Explore the romantic and remarkable age of ocean travel and discover how ocean liners helped shape the modern world.
The Duke of Windsor and Wallis Simpson once boarded the liner SS United States with 100 pieces of matching luggage bought from Maison Goyard of Paris. Next year, some of the cases, with his title stamped in gold, will cross the Atlantic again to feature in a major exhibition at the V&A devoted to the glory days of ocean liners.
Also making its first return voyage, on loan from a museum in Canada, will be one of the largest surviving decorative features from the first-class lounge of the Titanic, a spectacularly carved wooden panel found floating in the sea after it sank in 1912.
The exhibition, more than three years in the making, will open in February with Britain’s exit from the EU looming on the horizon. The V&A director, Tristram Hunt, said while it was not a Brexit exhibition, it would show how design trends spanned an interconnected Europe in the period.
There will be other contemporary echoes in the exhibition: its curator, Ghislaine Wood, said the concept of an ocean voyage as a desirable leisure activity, rather than an uncomfortable and dangerous necessity, came about when the US began to clamp down on mass immigration in the 19th century, and shipping companies had to find new ways to fill vessels.
Shipping companies employed some of the most renowned designers of the day, with the V&A collection including ceramics designed by William de Morgan for P&O liners, and lacquer panels from the French liner Normandie by Jean Dunand.
Passengers travelling first class responded with matching glamour: the exhibition will include a scarlet silk dress worn by Bernadette Arnal on the Normandie’s maiden voyage, for which she ordered a series of gowns in red, white and blue.
Fittings from the Normandie were salvaged when the ship was stripped out as a second world war troop carrier, and subsequently sank in New York harbour.
Also on display will be a Christian Dior suit worn by Marlene Dietrich when she arrived in New York in 1950 on the Queen Elizabeth, and a dazzling Lanvin beaded silk dress, worn in 1925 by Emilie Grigsby, a Kentucky heiress who spent almost as much time on Atlantic liners as she did on land in the 1920s and 30s.

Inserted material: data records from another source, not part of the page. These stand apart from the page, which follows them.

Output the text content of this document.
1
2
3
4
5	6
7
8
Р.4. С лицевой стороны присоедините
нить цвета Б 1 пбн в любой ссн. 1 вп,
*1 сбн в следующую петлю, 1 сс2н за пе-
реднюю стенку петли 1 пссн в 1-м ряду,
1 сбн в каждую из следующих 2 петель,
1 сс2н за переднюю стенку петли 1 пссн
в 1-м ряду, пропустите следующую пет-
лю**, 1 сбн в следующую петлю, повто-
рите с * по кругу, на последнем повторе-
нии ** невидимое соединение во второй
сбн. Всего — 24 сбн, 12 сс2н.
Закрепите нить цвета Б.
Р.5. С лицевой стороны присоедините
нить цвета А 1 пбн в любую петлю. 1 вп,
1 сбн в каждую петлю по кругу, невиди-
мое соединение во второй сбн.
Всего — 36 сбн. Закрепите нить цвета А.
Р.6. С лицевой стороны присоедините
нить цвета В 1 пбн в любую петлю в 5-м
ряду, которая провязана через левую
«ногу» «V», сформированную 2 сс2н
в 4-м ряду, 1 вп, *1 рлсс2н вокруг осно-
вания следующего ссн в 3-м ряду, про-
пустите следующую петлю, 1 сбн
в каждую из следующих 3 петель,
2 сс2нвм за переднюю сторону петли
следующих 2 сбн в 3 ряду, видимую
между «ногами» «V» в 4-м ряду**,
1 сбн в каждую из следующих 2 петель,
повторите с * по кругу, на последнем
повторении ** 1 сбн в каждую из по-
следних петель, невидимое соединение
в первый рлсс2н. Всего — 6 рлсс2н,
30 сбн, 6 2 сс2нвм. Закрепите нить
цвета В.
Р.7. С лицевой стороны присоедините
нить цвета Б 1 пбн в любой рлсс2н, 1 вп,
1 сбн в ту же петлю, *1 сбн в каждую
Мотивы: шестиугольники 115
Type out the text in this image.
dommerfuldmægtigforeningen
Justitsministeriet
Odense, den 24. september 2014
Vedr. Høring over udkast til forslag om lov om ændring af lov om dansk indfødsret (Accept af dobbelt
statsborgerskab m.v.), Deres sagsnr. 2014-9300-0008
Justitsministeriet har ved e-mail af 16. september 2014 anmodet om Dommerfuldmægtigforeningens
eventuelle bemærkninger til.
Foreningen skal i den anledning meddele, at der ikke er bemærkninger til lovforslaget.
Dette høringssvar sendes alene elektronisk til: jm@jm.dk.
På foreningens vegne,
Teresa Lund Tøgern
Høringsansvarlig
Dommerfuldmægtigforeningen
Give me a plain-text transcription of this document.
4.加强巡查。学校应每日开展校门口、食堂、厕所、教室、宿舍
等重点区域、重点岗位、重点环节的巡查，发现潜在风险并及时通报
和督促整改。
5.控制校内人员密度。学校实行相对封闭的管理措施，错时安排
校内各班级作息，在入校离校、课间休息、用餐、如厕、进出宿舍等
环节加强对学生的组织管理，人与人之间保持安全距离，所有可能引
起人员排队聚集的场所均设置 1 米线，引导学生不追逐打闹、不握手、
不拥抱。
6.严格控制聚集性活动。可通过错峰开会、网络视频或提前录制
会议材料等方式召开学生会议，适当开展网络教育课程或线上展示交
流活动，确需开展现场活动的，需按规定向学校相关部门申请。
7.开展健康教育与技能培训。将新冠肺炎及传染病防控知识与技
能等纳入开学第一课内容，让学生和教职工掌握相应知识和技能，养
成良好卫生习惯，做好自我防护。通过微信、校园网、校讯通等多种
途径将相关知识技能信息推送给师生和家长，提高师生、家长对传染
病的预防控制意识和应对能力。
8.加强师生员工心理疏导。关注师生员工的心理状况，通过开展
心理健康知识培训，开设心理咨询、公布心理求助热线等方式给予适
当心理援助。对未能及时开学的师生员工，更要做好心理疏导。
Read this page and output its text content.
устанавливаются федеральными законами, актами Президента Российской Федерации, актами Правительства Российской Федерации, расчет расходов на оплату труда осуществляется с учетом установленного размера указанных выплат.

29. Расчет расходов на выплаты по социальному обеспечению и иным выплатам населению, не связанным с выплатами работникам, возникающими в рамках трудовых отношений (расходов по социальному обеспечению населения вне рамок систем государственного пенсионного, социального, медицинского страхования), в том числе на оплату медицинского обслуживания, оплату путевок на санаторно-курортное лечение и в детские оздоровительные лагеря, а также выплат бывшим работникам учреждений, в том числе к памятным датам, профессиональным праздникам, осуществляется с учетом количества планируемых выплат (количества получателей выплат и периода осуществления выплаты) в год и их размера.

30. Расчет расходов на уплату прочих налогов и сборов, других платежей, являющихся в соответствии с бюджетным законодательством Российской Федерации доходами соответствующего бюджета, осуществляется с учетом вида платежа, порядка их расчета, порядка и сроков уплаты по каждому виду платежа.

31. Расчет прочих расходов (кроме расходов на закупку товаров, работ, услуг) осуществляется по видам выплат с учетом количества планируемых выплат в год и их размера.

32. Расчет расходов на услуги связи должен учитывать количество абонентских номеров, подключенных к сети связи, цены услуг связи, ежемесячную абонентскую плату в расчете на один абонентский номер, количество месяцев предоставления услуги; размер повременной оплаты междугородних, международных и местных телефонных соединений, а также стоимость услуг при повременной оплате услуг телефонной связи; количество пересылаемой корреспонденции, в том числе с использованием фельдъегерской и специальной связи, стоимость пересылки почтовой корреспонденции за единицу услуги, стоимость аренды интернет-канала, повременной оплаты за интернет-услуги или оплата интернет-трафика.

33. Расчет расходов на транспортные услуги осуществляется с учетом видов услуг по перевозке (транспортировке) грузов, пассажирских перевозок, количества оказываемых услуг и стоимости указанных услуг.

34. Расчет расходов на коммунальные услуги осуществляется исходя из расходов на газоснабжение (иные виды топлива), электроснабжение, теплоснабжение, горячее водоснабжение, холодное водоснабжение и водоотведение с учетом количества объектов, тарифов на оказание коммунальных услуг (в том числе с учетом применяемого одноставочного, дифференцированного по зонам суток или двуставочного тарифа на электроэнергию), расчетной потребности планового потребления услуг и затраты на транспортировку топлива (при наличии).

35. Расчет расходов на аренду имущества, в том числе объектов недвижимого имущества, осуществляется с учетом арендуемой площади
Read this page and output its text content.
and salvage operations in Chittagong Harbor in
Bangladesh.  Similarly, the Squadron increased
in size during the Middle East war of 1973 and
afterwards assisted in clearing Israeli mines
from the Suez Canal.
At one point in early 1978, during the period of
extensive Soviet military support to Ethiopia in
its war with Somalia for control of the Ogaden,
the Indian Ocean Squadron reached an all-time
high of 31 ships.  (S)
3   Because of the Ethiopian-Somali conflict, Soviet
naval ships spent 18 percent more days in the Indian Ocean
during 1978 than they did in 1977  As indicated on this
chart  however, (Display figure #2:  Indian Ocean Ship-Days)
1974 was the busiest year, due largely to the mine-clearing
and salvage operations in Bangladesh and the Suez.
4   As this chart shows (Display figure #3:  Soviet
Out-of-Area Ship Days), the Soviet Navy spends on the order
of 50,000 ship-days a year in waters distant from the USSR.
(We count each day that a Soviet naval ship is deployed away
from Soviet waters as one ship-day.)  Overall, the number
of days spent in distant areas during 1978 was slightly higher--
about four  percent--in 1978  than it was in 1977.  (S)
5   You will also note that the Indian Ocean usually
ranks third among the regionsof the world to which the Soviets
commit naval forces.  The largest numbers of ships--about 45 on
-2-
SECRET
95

Also on show will be a diamond and pearl tiara designed by Cartier that survived the sinking of the Lusitania in 1915. It was worn on board by Lady Allan, wife of a partner in the shipping company, who escaped when the ship was torpedoed together with her two maids and a suite of luggage. Her two daughters were among the 1,198 who died.
The design story will begin with Isambard Kingdom Brunel’s enormous Great Eastern, the engineer’s last project and the largest ship in the world when it was launched in 1858. He died soon after her maiden voyage the following year, and so never saw his ship converted into a cable laying vessel having failed to make a profit as a passenger liner. It was broken up in 1889 after it had become a floating advertising hoarding.
The story will end with the QE2, launched in 1969 and regarded by Wood as the last of the classic ocean liners.
The exhibition will include a swimming pool, a first for the V&A, in tribute to the vessels’ elaborate on-deck entertainment: it will, however, be dry, so, like the second- and third-class passengers down below on the liners, visitors will have to admire its glamour from a distance.
- Ocean Liners: Speed & Style, V&A London, 2 February – 10 June 2018.